LUIZ SUGIMOTO
O escritor e tradutor Millôr Fernandes, ao ouvir o célebre ditado “uma imagem vale mais do que mil palavras”, retrucou: “Então, diga isso com imagens”. Quem lembra o episódio é o jornalista e dramaturgo Paulo Jorge Dumaresq, em artigo criticando a tendência no teatro contemporâneo de se valorizar os gestos e símbolos em detrimento da sedução da palavra. O jornalista questiona por que os signos roubam a cena no tablado, proporcionando montagens cada vez mais abstratas e experimentais, se o teatro é considerado a arte da dialética. “O homem está perdendo a capacidade de pensar, de refletir, de falar. Ninguém fala com imagens”, alfineta.
Por concordar que a palavra vem sendo negligenciada no teatro brasileiro, a atriz Theda Cabrera esmiuçou diversos autores até chegar a um romance de Clarice Lispector Uma Aprendizagem ou O Livro dos Prazeres para dar continuidade ao seu projeto de mestrado e dar voz a um espetáculo que enriqueceu a dissertação defendida em 2 de dezembro, no Instituto de Artes (IA) da Unicamp. “Mais que uma história, a palavra expressa emoções, e me parece que Clarice trabalha a palavra de uma maneira que apela à sensibilidade”, afirma. No seu entender, porém, esta negligência, no Brasil, decorre menos de uma opção e mais de uma imposição. “Por conta da censura na ditadura, as pessoas do teatro procuraram transmitir em movimentos tudo o que gostariam ter dito. Talvez isso tenha levado a uma maior ênfase na expressão corporal, ao passo que a pesquisa da palavra foi esquecida. Devemos considerar também a influência da nossa tradição de danças dramáticas populares como mais um fator que condiciona a opção por um teatro que enfatiza um corpo sem voz”, pondera.
Theda Cabrera, a propósito, recebeu uma formação como atriz com ênfase no aspecto expressivo do movimento, participando do Grupo Interdisciplinar em Teatro e Dança, que é associado ao Núcleo Interdisciplinar de Comunicação Sonora (Nics), e também como atriz-pesquisadora colaboradora do Lume Núcleo Interdisciplinar de Pesquisas Teatrais. “Esta relação entre emoção, movimento e voz me fez entender o que é a palavra cênica. No dia-a-dia, existe uma integração entre o que pensamos, o que falamos e como agimos. Se eu tenho o impulso de gritar ‘socorro’, todo o meu corpo reage a isso. Como a arte é uma construção, precisa-se de treino para compor esses elementos tornando-os verossímeis para o espectador”, explica.

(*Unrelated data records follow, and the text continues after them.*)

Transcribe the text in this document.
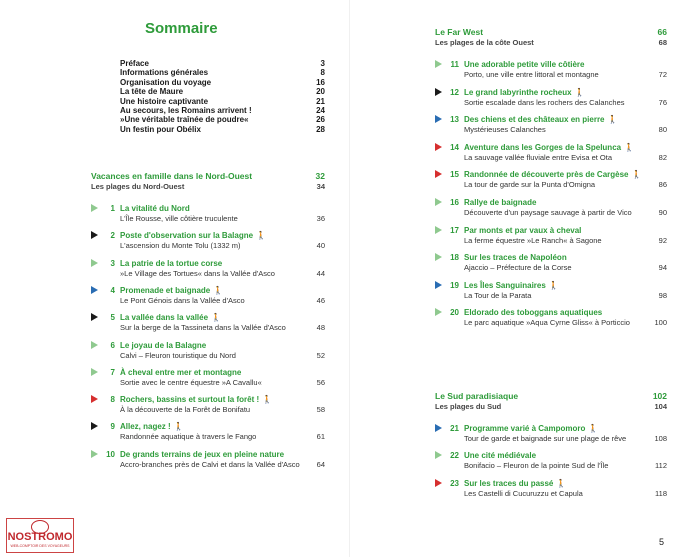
Sommaire
Préface	3
Informations générales	8
Organisation du voyage	16
La tête de Maure	20
Une histoire captivante	21
Au secours, les Romains arrivent !	24
»Une véritable traînée de poudre«	26
Un festin pour Obélix	28
Vacances en famille dans le Nord-Ouest	32
Les plages du Nord-Ouest	34
1 La vitalité du Nord
L'Île Rousse, ville côtière truculente	36
2 Poste d'observation sur la Balagne 🚶
L'ascension du Monte Tolu (1332 m)	40
3 La patrie de la tortue corse
»Le Village des Tortues« dans la Vallée d'Asco	44
4 Promenade et baignade 🚶
Le Pont Génois dans la Vallée d'Asco	46
5 La vallée dans la vallée 🚶
Sur la berge de la Tassineta dans la Vallée d'Asco	48
6 Le joyau de la Balagne
Calvi – Fleuron touristique du Nord	52
7 À cheval entre mer et montagne
Sortie avec le centre équestre »A Cavallu«	56
8 Rochers, bassins et surtout la forêt ! 🚶
À la découverte de la Forêt de Bonifatu	58
9 Allez, nagez ! 🚶
Randonnée aquatique à travers le Fango	61
10 De grands terrains de jeux en pleine nature
Accro-branches près de Calvi et dans la Vallée d'Asco 64
Le Far West	66
Les plages de la côte Ouest	68
11 Une adorable petite ville côtière
Porto, une ville entre littoral et montagne	72
12 Le grand labyrinthe rocheux 🚶
Sortie escalade dans les rochers des Calanches	76
13 Des chiens et des châteaux en pierre 🚶
Mystérieuses Calanches	80
14 Aventure dans les Gorges de la Spelunca 🚶
La sauvage vallée fluviale entre Evisa et Ota	82
15 Randonnée de découverte près de Cargèse 🚶
La tour de garde sur la Punta d'Omigna	86
16 Rallye de baignade
Découverte d'un paysage sauvage à partir de Vico	90
17 Par monts et par vaux à cheval
La ferme équestre »Le Ranch« à Sagone	92
18 Sur les traces de Napoléon
Ajaccio – Préfecture de la Corse	94
19 Les Îles Sanguinaires 🚶
La Tour de la Parata	98
20 Eldorado des toboggans aquatiques
Le parc aquatique »Aqua Cyrne Gliss« à Porticcio	100
Le Sud paradisiaque	102
Les plages du Sud	104
21 Programme varié à Campomoro 🚶
Tour de garde et baignade sur une plage de rêve	108
22 Une cité médiévale
Bonifacio – Fleuron de la pointe Sud de l'Île	112
23 Sur les traces du passé 🚶
Les Castelli di Cucuruzzu et Capula	118
NOSTROMO
WEB-COMPTOIR DES VOYAGEURS	5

O foneticista Domingos Sávio Ferreira de Oliveira, em artigo que pretende contribuir para o estudo da voz falada no teatro, enaltece a força da palavra por trás de cada gesto corporal e vocal, na tentativa de despertar no espectador uma gama de sensações, crenças e reflexões. “O ator é um artista que joga e inventa com as palavras; precisa tirar de sua voz o que ela tem de melhor (matizes, nuanças, voracidade, suavidade) como um verdadeiro instrumentista que manipula com virtuosidade e agilidade o seu instrumento musical. É, assim, um compositor vocal”, compara.
Sabores Theda Cabrera fez uma livre adaptação do romance de Clarice Lispector, montando o espetáculo Uma Aprendizagem de Sabores, que ficou três dias em cartaz no Barracão Teatro, em Campinas. O monólogo aborda a temática do amor de um ponto de vista feminino, enfatizando o aprendizado da alegria como uma via para o auto-conhecimento. A história se passa no Rio de Janeiro de 1969 e conta a trajetória da professora primária Loreley ao longo das quatro estações verão, outono, inverno e primavera. Filha de família abastada que perde a fortuna, “Lóri” sai da cidade natal em busca de maior liberdade pessoal e se apaixona por Ulisses, professor de filosofia, que a conduz no aprendizado do amor e da alegria.
Para levar ao espectador o conceito abstrato de palavra cênica, Theda Cabrera, graduada pelo IA, teve a orientação da professora Verônica Fabrini de Almeida, coordenadora do Departamento de Artes Cênicas, e a co-orientação de Carlos Simioni, ator-pesquisador do Lume. Geralmente requisitada como modelo vivo em disciplinas de artes plásticas e de arquitetura, a atriz convidou professores e outros artistas a documentar o seu processo de pesquisa. “Nosso esforço foi o de criar uma história analisando as ações físicas que correspondiam aos estados de espírito propostos no livro. Clarice escreve sobre as pulsações de vida. Mais do que a palavra articulada, me interessou a vitalidade existente por trás da palavra. Por isso, embora seja um monólogo portanto preenchido de falas , há sempre a preocupação de aliar ao texto o movimento e a emoção”.